Now, I can't fault the little girl for getting upset, but I can fault the mom for raising her kid to have this huge sense of entitlement that says, "When things don't go your way, don't try to understand the reasons why, just alert the media." When that girl grows up she's going to be either very disappointed or very successful, or both.
LOL...
Maybe that wasn't the best and nicest answer but when it comes to productimprovments I want to say a few words. You could easily improve any product alot, especially Apples iPods. But I don't think that's the right way to go. Just see how long it tock them to add the radio thing. Apples iPods are no multimachines that can play every single audio-format on earth or handle mucis from any online store in the world. It's not in Apples interest. They could easily add support for alot of audio-formats but they don't. They just want a simplde device that does simple things in an easy way. It's not in their interest to make the iPod a "bloat-pod". Keep it simple.
But I do want to add that they should have answered differently or not have answered at all.
Also, its not using Apple firmware, but you can play videos on your ipod nano.

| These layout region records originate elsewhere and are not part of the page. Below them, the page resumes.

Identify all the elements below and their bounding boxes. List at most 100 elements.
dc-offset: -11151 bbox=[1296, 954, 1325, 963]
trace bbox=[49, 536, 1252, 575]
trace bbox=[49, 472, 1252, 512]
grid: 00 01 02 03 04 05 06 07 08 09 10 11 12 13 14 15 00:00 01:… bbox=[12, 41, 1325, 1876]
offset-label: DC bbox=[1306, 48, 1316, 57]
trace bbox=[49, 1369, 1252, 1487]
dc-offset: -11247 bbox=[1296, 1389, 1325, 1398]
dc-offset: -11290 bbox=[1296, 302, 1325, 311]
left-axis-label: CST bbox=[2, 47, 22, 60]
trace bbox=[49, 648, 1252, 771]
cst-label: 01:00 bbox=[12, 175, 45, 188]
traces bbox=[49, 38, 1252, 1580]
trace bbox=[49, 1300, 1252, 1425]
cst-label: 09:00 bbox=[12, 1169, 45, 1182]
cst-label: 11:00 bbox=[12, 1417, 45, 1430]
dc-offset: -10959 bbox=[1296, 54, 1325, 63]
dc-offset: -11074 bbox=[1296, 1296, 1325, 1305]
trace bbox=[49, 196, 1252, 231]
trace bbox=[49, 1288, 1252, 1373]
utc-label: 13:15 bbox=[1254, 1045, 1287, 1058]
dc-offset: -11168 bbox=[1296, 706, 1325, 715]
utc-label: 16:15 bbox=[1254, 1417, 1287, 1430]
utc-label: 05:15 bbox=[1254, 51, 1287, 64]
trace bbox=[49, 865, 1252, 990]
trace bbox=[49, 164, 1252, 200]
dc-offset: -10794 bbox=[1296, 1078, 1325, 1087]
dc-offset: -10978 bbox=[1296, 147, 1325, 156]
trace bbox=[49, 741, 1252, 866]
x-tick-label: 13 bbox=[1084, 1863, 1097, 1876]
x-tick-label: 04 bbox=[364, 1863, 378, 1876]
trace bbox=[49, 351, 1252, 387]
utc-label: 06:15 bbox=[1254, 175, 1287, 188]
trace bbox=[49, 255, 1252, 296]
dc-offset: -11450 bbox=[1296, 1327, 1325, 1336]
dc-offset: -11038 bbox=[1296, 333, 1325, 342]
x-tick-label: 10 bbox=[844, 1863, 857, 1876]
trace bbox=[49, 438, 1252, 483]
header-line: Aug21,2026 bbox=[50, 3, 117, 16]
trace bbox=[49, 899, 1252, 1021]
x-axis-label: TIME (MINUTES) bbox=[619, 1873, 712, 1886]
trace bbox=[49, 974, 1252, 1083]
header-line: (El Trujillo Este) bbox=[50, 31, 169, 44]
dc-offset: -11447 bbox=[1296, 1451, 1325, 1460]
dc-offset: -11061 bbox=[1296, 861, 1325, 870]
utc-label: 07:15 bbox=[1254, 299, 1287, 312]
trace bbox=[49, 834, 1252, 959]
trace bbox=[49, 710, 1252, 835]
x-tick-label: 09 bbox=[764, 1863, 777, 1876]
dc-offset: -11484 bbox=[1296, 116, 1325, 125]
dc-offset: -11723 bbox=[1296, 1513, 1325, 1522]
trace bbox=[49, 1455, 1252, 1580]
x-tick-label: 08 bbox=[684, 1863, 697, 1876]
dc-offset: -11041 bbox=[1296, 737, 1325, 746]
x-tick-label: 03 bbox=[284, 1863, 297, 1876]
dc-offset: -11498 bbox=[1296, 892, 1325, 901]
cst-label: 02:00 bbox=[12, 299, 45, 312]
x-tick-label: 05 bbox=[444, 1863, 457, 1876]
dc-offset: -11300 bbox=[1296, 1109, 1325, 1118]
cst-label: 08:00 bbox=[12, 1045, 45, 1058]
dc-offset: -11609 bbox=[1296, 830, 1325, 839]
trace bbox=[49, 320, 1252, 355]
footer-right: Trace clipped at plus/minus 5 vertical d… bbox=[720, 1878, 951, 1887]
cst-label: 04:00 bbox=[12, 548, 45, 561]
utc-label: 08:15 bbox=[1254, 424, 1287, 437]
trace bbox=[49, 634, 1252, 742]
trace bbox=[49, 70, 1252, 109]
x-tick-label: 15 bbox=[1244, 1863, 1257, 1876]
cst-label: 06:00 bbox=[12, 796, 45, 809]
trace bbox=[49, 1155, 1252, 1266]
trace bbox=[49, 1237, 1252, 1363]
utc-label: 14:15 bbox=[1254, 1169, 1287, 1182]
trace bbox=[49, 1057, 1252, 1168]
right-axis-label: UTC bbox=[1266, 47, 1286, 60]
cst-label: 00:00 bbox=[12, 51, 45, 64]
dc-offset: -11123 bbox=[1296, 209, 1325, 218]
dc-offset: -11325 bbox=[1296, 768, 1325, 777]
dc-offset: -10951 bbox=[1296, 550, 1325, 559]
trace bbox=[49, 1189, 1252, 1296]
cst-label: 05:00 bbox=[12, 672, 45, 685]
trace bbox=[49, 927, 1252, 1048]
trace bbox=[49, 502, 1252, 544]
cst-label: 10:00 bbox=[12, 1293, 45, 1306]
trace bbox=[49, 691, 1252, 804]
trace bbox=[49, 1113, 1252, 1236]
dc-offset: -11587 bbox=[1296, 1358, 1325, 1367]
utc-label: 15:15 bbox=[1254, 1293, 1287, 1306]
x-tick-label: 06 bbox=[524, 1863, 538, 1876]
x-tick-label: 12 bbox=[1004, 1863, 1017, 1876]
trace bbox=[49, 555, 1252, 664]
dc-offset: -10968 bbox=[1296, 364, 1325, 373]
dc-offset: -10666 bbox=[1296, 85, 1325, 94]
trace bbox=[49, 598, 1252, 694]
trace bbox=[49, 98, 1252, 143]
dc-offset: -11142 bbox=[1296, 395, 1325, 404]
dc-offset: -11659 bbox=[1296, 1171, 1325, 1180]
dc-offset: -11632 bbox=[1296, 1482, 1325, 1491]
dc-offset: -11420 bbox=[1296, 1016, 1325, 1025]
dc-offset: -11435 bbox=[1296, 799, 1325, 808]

Aww, but that is pretty funny. And I think Apple do need to sort out their customer relations.
So, if I did have a brilliant idea and would like to speak to Steve Jobs; or at least make certain he reads it and not the Law Department in which all submission ideas are funelled to, how would I go about doing this? Is there an email that Steve Jobs personally has that I can send to? Should I be persistent in my unsolicited ideas by replying back to the generic letter? Is the generic letter a test to see how far I am willing to go to have my ideas heard by an audience that may perhaps benefit? In actuality, If they didn't want us to solicit ideas, and it was indeed a brilliant idea, then would there not be an interest to the Company to then hire on that individual? There are many more visionaries as Mr. Jobs refers to himself as. I ask for an audience to listen.